Re: [PATCH] PCI: hv: Do not set PCI_COMMAND_MEMORY to reduce VM boot time

From: Bjorn Helgaas
Date: Thu Apr 28 2022 - 15:12:25 EST

On Tue, Apr 26, 2022 at 07:25:43PM +0000, Jake Oshins wrote:
> > From my reading of the core PCI code, it looks like this should be safe.

I don't know much about Hyper-V, but in general I don't think the PCI
core should turn on PCI_COMMAND_MEMORY at all unless a driver requests
it. I assume that if a guest OS depends on PCI_COMMAND_MEMORY being
set, guest firmware would take care of setting it.

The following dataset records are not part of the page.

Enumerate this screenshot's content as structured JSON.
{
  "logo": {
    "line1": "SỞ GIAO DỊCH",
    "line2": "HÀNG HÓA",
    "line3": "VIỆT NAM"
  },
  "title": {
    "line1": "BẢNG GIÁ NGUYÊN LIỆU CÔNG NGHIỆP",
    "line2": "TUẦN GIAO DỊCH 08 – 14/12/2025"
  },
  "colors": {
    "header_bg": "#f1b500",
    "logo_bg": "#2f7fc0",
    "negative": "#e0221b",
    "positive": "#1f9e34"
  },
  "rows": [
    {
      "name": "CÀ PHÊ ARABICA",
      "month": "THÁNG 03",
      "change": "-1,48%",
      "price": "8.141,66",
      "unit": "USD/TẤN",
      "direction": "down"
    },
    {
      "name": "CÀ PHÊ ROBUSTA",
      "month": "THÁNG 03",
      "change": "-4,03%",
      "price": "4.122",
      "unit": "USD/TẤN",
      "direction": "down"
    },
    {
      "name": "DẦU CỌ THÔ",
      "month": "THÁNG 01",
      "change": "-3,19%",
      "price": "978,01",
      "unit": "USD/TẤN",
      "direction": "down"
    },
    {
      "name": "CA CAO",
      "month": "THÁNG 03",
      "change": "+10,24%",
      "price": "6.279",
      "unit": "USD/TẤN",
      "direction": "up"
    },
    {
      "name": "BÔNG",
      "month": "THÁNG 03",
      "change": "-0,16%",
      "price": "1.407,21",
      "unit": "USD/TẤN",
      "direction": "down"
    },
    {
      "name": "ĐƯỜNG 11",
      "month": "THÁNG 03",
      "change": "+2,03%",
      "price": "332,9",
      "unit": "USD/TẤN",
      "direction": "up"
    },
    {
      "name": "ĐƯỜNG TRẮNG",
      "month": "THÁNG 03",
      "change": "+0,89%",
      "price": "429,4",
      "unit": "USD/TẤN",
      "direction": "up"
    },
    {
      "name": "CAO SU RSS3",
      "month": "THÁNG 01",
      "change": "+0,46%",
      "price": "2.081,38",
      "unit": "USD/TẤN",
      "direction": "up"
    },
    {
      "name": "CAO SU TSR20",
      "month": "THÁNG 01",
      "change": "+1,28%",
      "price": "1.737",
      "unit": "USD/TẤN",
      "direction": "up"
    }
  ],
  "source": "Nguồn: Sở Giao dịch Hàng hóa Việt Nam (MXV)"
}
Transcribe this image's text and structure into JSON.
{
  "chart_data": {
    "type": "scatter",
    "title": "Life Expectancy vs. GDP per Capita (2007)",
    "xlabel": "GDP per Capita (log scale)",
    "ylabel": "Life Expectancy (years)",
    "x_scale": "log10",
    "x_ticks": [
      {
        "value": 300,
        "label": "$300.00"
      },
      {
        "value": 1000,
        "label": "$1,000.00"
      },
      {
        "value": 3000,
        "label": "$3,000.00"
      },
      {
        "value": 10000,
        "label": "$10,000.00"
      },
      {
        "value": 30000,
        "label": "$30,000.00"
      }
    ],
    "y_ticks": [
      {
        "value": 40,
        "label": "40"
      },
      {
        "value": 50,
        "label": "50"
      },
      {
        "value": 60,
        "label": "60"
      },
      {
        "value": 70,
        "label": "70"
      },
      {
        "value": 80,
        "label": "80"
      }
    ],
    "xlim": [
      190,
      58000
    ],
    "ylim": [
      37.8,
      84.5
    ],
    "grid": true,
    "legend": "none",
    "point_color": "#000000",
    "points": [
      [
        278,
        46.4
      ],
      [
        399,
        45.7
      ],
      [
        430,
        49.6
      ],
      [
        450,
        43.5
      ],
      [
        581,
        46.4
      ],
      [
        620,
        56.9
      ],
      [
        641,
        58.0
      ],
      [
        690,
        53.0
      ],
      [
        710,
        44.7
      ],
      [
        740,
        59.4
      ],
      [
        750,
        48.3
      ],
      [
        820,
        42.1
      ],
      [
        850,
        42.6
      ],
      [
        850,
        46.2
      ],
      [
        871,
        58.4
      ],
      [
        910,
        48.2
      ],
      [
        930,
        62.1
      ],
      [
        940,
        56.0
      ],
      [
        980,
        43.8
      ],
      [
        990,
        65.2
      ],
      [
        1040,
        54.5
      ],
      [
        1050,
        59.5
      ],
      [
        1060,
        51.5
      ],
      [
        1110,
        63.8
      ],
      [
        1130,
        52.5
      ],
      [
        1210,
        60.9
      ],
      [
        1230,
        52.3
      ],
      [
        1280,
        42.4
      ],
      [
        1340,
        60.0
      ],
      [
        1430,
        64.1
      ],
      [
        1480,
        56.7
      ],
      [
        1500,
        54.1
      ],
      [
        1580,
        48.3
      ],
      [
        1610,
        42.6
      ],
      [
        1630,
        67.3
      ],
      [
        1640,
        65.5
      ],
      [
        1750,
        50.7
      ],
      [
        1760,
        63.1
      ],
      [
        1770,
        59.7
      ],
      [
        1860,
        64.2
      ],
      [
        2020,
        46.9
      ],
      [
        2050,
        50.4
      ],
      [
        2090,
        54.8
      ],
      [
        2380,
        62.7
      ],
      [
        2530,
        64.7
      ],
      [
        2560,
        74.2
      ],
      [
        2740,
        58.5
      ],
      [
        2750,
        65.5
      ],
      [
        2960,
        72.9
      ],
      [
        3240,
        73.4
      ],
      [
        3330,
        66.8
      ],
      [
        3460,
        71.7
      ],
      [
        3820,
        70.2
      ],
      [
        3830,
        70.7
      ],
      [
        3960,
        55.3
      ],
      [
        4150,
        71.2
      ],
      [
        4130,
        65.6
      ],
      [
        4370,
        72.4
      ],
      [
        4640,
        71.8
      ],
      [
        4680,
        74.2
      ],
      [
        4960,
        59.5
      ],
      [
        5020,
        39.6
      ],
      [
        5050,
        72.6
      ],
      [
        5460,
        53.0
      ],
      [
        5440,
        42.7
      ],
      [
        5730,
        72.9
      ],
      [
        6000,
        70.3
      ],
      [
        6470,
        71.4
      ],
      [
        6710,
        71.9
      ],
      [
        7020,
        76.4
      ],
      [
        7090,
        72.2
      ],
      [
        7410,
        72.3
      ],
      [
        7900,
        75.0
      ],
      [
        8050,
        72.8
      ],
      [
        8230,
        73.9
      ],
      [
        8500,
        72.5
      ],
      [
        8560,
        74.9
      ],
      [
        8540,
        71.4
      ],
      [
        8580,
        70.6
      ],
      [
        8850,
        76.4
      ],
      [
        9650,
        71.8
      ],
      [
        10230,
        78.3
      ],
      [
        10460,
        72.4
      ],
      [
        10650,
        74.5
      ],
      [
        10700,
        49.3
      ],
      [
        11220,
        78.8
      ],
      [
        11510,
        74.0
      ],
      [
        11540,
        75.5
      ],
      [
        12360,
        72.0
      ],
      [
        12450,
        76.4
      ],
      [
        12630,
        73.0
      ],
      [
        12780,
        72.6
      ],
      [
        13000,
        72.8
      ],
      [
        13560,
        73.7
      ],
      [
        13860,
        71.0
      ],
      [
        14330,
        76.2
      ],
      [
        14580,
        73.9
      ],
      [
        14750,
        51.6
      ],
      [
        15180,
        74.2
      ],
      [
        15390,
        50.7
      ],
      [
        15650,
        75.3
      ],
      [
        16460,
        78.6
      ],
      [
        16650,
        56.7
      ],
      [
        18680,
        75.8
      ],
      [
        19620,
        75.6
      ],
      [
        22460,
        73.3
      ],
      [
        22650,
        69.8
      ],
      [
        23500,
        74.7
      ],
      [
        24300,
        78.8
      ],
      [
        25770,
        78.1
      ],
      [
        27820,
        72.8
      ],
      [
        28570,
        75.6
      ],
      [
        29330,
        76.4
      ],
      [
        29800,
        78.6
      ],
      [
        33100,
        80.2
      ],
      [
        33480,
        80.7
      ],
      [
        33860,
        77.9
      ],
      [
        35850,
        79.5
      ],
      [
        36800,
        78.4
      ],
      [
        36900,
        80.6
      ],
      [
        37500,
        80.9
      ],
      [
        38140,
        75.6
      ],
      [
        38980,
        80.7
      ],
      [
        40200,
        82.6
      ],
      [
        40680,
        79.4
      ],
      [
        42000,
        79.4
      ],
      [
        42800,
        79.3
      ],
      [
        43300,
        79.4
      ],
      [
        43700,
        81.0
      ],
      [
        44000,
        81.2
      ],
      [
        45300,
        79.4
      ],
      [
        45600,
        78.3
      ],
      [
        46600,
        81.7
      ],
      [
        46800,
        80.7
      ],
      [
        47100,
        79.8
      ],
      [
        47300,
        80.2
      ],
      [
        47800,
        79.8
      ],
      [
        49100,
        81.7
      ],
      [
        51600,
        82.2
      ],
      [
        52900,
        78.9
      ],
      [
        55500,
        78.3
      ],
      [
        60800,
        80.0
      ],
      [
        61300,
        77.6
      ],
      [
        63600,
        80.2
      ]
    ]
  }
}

> > Jake has some concerns that I don't quite follow.
> > @Jake, could you please explain the concerns with more details?
> First, let me say that I really don't know whether this is an issue.
> I know it's an issue with other operating system kernels. I'm
> curious whether the Linux kernel / Linux PCI driver would behave in
> a way that has an issue here.
> The VM has a window of address space into which it chooses to put
> PCI device's BARs. The guest OS will generally pick the value that
> is within the BAR, by default, but it can theoretically place the
> device in any free address space. The subset of the VM's memory
> address space which can be populated by devices' BARs is finite, and
> generally not particularly large.
> Imagine a VM that is configured with 25 NVMe controllers, each of
> which requires 64KiB of address space. (This is just an example.)
> At first boot, all of these NVMe controllers are packed into address
> space, one after the other.
> While that VM is running, one of the 25 NVMe controllers fails and
> is replaced with an NVMe controller from a separate manufacturer,
> but this one requires 128KiB of memory, for some reason. Perhaps it
> implements the "controller buffer" feature of NVMe. It doesn't fit
> in the hole that was vacated by the failed NVMe controller, so it
> needs to be placed somewhere else in address space. This process
> continues over months, with several more failures and replacements.
> Eventually, the address space is very fragmented.
> At some point, there is an attempt to place an NVMe controller into
> the VM but there is no contiguous block of address space free which
> would allow that NVMe controller to operate. There is, however,
> enough total address space if the other, currently functioning, NVMe
> controllers are moved from the address space that they are using to
> other ranges, consolidating their usage and reducing fragmentation.
> Let's call this a rebalancing of memory resources.
> When the NVMe controllers are moved, a new value is written into
> their BAR. In general, the PCI spec would require that you clear
> the memory enable bit in the command register (PCI_COMMAND_MEMORY)
> during this move operation, both so that there's never a moment when
> two devices are occupying the same address space and because writing
> a 64-bit BAR atomically isn't possible. This is the reason that I
> originally wrote the code in this driver to unmap the device from
> the VM's address space when the memory enable bit is cleared.
> What I don't know is whether this sequence of operations can ever
> happen in Linux, or perhaps in a VM running Linux. Will it
> rebalance resources in order to consolidate address space? If it
> will, will this involve clearing the memory enable bit to ensure
> that two devices never overlap?

This sequence definitely can occur in Linux, but it hasn't yet become
a real priority. But we do already have issues with assigning space
for hot-added devices in general, especially if firmware hasn't
assigned large windows to things like Thunderbolt controllers. I
suspect that we have or will soon have issues where resource
assignment starts failing after a few hotplugs, e.g., dock/undock

There have been patches posted to rebalance resources (quiesce
drivers, reassign, restart drivers), but they haven't gone anywhere
yet for lack of interest and momentum. I do feel like we're the
tracks and the train is coming, though ;)